Такой сценарий не слишком вязался с той женщиной, которую он знал, но и ее предательство тоже выбивалось из образа. Маркус выругался сквозь зубы, что бывало с ним лишь в минуты сильнейших разочарований.
Он работал с Ронни три года, до того как они стали любовниками. Все это время она казалась безупречно честной и почти фанатично преданной делу. Он готов был поставить на карту собственную жизнь, если бы кому-то вздумалось это оспаривать.
Но, напомнил себе Маркус, если бы такой спор состоялся, он бы уже не жил на этом свете.
Оказалось, что эта ее врожденная цельность была лишь притворством. Кто знает, сколько еще сведений она успела продать, до того как ей подвалила эта крупная рыба – сделка с Харрисоном?

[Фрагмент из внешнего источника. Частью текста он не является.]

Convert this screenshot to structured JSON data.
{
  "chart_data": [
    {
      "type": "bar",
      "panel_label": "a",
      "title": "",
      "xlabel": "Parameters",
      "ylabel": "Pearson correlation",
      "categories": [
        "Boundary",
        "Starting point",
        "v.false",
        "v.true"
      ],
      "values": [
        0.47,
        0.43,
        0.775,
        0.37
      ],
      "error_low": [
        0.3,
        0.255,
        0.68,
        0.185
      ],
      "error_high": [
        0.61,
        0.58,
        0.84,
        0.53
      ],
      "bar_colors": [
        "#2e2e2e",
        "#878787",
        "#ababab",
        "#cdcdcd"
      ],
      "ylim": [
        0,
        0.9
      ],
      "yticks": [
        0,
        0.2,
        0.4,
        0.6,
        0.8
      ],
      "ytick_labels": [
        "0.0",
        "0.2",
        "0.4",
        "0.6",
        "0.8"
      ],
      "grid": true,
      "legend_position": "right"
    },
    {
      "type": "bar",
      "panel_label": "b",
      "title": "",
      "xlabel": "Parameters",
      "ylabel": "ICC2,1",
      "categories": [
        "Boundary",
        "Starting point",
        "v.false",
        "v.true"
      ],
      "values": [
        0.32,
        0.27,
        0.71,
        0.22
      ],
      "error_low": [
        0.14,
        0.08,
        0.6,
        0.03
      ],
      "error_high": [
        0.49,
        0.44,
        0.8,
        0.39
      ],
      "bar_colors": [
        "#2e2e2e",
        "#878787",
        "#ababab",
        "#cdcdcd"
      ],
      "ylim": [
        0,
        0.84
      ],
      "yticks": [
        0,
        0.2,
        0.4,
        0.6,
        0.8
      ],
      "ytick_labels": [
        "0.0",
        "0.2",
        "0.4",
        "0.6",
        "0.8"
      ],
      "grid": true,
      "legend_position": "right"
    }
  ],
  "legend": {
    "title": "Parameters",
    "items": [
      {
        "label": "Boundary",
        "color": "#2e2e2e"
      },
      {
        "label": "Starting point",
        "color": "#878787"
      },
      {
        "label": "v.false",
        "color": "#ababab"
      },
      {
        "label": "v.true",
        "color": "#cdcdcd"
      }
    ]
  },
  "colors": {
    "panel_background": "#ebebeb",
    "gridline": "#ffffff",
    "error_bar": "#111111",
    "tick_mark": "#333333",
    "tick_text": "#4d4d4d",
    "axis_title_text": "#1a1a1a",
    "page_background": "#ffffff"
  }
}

Выбравшись из машины, Маркус заметил, что на стоянку подъехала синяя малолитражка. Устаревшая модель, из тех, что слывет надежной при очевидной дешевизне. Он узнал водителя не сразу, а лишь через несколько секунд. Какого черта она сидит за рулем этой жестянки? Эта машина была даже старше той, «вольво».
Она припарковала автомобиль рядом с его «ягуаром» и вышла.

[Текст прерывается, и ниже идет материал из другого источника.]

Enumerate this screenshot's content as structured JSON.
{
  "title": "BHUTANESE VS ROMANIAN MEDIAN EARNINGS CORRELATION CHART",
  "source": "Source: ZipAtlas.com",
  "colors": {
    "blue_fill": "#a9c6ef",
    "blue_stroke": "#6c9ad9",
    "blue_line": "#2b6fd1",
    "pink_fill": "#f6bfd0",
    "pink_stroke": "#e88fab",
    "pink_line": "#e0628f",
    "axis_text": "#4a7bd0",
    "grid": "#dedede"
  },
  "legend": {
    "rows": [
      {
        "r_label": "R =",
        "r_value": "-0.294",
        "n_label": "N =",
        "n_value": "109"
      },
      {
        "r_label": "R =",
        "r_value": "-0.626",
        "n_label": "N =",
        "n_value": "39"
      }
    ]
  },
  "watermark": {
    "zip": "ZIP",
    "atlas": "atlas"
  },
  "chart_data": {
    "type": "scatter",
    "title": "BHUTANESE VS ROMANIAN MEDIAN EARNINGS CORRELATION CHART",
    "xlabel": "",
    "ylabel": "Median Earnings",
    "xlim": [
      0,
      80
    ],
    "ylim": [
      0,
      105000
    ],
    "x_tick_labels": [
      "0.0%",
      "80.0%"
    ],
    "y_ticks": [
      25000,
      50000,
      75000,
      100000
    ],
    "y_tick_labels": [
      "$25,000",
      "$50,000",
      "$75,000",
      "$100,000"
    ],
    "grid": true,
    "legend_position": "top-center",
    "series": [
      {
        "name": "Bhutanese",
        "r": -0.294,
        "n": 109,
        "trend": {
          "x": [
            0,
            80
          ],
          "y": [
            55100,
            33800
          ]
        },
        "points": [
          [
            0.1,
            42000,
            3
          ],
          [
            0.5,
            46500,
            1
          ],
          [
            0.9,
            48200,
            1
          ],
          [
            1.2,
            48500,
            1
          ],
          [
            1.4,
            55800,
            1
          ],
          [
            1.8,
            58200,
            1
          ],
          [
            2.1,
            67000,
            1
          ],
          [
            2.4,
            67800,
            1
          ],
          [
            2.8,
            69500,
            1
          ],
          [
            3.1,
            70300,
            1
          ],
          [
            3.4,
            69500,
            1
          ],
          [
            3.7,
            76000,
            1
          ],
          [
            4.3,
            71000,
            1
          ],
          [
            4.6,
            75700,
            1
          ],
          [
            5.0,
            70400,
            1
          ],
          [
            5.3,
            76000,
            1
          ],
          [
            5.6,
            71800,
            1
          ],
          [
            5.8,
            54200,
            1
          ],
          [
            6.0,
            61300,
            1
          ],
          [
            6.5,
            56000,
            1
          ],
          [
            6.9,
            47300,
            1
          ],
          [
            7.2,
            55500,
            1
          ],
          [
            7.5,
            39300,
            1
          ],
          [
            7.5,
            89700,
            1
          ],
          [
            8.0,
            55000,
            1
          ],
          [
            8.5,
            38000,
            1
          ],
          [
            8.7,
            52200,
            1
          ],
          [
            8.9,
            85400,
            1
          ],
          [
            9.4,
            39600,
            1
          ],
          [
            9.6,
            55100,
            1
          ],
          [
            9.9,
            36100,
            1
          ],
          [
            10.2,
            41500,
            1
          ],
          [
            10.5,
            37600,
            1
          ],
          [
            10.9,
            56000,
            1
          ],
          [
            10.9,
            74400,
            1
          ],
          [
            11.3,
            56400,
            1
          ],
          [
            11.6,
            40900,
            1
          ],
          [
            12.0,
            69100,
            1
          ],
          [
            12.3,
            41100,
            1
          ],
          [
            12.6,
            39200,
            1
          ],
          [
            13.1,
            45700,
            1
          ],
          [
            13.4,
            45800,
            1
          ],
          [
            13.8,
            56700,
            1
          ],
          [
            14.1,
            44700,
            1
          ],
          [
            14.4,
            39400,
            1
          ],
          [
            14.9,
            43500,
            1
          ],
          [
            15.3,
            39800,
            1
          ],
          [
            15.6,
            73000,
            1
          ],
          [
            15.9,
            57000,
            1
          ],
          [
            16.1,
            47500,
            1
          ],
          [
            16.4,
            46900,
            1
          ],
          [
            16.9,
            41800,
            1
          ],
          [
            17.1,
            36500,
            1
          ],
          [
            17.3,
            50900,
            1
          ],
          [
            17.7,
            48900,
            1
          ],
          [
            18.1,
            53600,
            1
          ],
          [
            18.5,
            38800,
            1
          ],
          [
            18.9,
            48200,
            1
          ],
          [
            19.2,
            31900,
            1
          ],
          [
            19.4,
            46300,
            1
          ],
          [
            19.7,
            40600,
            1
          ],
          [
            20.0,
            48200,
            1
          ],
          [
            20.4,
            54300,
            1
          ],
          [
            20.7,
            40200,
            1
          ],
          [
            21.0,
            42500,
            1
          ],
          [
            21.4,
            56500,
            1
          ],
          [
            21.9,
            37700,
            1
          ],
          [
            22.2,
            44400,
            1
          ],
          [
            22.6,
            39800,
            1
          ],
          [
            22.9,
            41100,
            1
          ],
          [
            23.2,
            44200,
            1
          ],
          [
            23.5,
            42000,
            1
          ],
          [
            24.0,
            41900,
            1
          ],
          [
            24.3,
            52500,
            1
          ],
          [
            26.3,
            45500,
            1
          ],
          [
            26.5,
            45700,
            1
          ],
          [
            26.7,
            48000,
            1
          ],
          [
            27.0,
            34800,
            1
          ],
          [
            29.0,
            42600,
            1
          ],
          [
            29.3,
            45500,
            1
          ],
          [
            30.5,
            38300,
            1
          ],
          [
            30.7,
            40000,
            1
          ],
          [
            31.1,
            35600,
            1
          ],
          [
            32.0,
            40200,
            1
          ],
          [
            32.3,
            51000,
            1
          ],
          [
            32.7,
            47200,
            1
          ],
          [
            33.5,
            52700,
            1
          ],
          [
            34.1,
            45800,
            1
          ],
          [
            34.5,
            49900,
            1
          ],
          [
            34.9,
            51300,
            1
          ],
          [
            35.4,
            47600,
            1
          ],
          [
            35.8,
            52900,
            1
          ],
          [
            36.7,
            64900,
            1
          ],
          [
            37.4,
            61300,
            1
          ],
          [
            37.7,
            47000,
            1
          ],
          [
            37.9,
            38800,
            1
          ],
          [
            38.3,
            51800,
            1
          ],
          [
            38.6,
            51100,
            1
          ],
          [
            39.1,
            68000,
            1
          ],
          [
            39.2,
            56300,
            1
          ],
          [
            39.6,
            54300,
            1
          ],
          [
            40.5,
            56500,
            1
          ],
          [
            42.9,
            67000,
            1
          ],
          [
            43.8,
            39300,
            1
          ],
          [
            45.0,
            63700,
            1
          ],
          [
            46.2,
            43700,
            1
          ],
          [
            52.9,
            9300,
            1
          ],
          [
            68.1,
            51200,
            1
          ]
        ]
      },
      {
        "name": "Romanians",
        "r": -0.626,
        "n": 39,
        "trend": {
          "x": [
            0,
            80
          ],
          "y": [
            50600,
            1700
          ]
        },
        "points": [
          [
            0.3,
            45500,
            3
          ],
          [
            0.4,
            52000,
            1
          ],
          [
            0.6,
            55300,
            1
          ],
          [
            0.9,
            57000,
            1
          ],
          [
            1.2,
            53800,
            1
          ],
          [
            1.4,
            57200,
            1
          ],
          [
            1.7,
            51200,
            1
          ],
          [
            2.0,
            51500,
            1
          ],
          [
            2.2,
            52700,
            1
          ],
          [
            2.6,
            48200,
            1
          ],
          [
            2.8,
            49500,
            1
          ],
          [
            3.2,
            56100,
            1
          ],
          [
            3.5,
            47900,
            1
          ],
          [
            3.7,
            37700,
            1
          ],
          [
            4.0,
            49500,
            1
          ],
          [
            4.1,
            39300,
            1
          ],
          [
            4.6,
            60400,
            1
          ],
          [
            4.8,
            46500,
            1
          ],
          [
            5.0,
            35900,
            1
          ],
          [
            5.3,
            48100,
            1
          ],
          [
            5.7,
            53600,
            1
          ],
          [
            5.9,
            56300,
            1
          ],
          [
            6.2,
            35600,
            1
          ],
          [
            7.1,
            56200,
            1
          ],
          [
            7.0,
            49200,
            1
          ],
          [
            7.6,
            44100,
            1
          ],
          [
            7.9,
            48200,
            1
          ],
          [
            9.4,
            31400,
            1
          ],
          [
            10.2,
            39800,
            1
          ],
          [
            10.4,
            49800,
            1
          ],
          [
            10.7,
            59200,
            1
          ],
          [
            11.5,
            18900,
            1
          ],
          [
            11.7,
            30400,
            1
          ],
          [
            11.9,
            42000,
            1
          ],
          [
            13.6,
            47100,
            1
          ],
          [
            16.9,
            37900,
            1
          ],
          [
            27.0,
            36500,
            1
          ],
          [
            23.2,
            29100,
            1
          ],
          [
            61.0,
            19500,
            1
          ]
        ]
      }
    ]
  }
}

Вероника переоделась – теперь на ней были облегающие песочные джинсы и свободная блуза цвета карамели. Она заперла машину, повернулась, и волосы ее вспорхнули, хлестнув ее по бледным щекам. Руки у него так и тянулись пригладить шелковистые пряди.
Маркус сдержал порыв, строго напомнив себе, что явился сюда по делу.

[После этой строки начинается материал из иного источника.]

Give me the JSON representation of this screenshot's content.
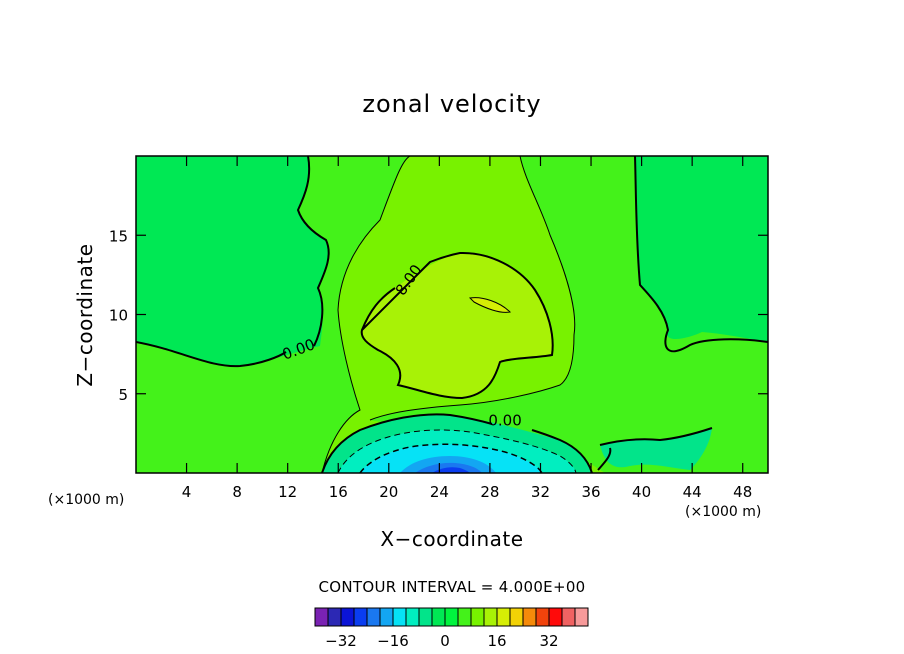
{
  "chart_data": {
    "type": "contour",
    "title": "zonal velocity",
    "xlabel": "X−coordinate",
    "ylabel": "Z−coordinate",
    "x_unit_left": "(×1000 m)",
    "x_unit_right": "(×1000 m)",
    "xlim": [
      0,
      50
    ],
    "ylim": [
      0,
      20
    ],
    "x_ticks": [
      4,
      8,
      12,
      16,
      20,
      24,
      28,
      32,
      36,
      40,
      44,
      48
    ],
    "y_ticks": [
      5,
      10,
      15
    ],
    "contour_interval_text": "CONTOUR INTERVAL = 4.000E+00",
    "contour_interval": 4.0,
    "contour_labels": [
      {
        "text": "0.00",
        "x": 13,
        "y": 7.5,
        "angle": -20
      },
      {
        "text": "8.00",
        "x": 21.9,
        "y": 12.0,
        "angle": -55
      },
      {
        "text": "0.00",
        "x": 29.2,
        "y": 3.0,
        "angle": 0
      }
    ],
    "colorbar": {
      "levels": [
        -36,
        -32,
        -28,
        -24,
        -20,
        -16,
        -12,
        -8,
        -4,
        0,
        4,
        8,
        12,
        16,
        20,
        24,
        28,
        32,
        36
      ],
      "tick_labels": [
        "−32",
        "−16",
        "0",
        "16",
        "32"
      ],
      "tick_values": [
        -32,
        -16,
        0,
        16,
        32
      ],
      "colors": [
        "#7a22b3",
        "#2c28b4",
        "#0b14d6",
        "#0a3df0",
        "#1a78f0",
        "#13a6f2",
        "#06e2f6",
        "#01eec0",
        "#02e48a",
        "#00e854",
        "#00f43e",
        "#44f21a",
        "#78f200",
        "#a8f206",
        "#d6ee05",
        "#f2d206",
        "#f58a0a",
        "#f2430c",
        "#ff0a0a",
        "#f06262",
        "#f79a9a"
      ]
    },
    "field_colors": {
      "band_0_4": "#00e854",
      "band_4_8": "#44f21a",
      "band_8_12": "#78f200",
      "band_12_16": "#a8f206",
      "band_16_20": "#d6ee05",
      "band_m4_0": "#02e48a",
      "band_m8_m4": "#01eec0",
      "band_m12_m8": "#06e2f6",
      "band_m16_m12": "#13a6f2",
      "band_m20_m16": "#1a78f0",
      "band_m24_m20": "#0a3df0"
    }
  }
}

– Только не говори мне, что у тебя уже кончились все деньги, что ты получила от Харрисона.
Она вскинула голову. Зрачки ее потемнели, выдавая смущение.
– Простите?
– Может, Харрисон и знает счет деньгам, но я никогда не поверю, что тех денег, что он тебе заплатил, не хватило на то, чтобы сменить «вольво» на что-то более приличное. – Он сопроводил эти слова резким и явно пренебрежительным движением кисти в сторону ее машины.
Она словно надела маску.
– Меня устраивает моя машина. Она надежная.
– То же можно сказать и о «мерседесе». Так почему у тебя не «мерседес»?
Он увидел, как напряглись ее плечи, но отвечать она не стала.
– Ты готов идти ужинать? – спросила она.
Она решила, что может игнорировать его вопросы? Размечталась!
Маркус стремительно выпростал руку и схватил ее за предплечье:
– Скажи мне, почему ты ездишь на этой колымаге, моя сладкая?
Ласковое словцо само сорвалось с языка, и он был готов прикусить язык. Она больше не была «его сладкой».
Она не была ему даже другом.
Ронни со свистом втянула в себя воздух и побледнела.
Видит Бог, его тошнило от того, как она реагирует на его слова и прикосновения, – словно подраненная голубка. Можно подумать, это он ее обидел и бросил, а не наоборот. Но он-то знал, как все обстояло на самом деле, и на эти уловки не покупался.
– Ответь мне, – потребовал он.
– У меня не было выбора. Мне повезло: я сумела купить надежную машину за те деньги, что могла потратить. – Она говорила запальчиво, словно он обидел ее.
Он пытался понять, что творится у нее внутри, по выражению ее лица, но она вся ушла в себя, словно улитка в раковину.
– Что ты сделала с деньгами? Проигралась в прах?
Маркус иронизировал. Он знал, что Ронни была равнодушна к азартным играм. Он понял это, как-то раз вытащив ее в казино. Он почувствовал себя круглым дураком, когда она кивнула:
– Да, можно сказать, что я поставила деньги на кон.
– И проиграла. – Он не нуждался в том, чтобы она подтвердила его предположение. Ее нынешнее транспортное средство явно указывало на ее невезучесть.
Может, поэтому она снова взялась за продажу секретов? Ей нужны деньги на очередную ставку? Она отстранилась.
– Это как посмотреть. Я бы предпочла не вести такой разговор на стоянке. Мы можем пройти внутрь?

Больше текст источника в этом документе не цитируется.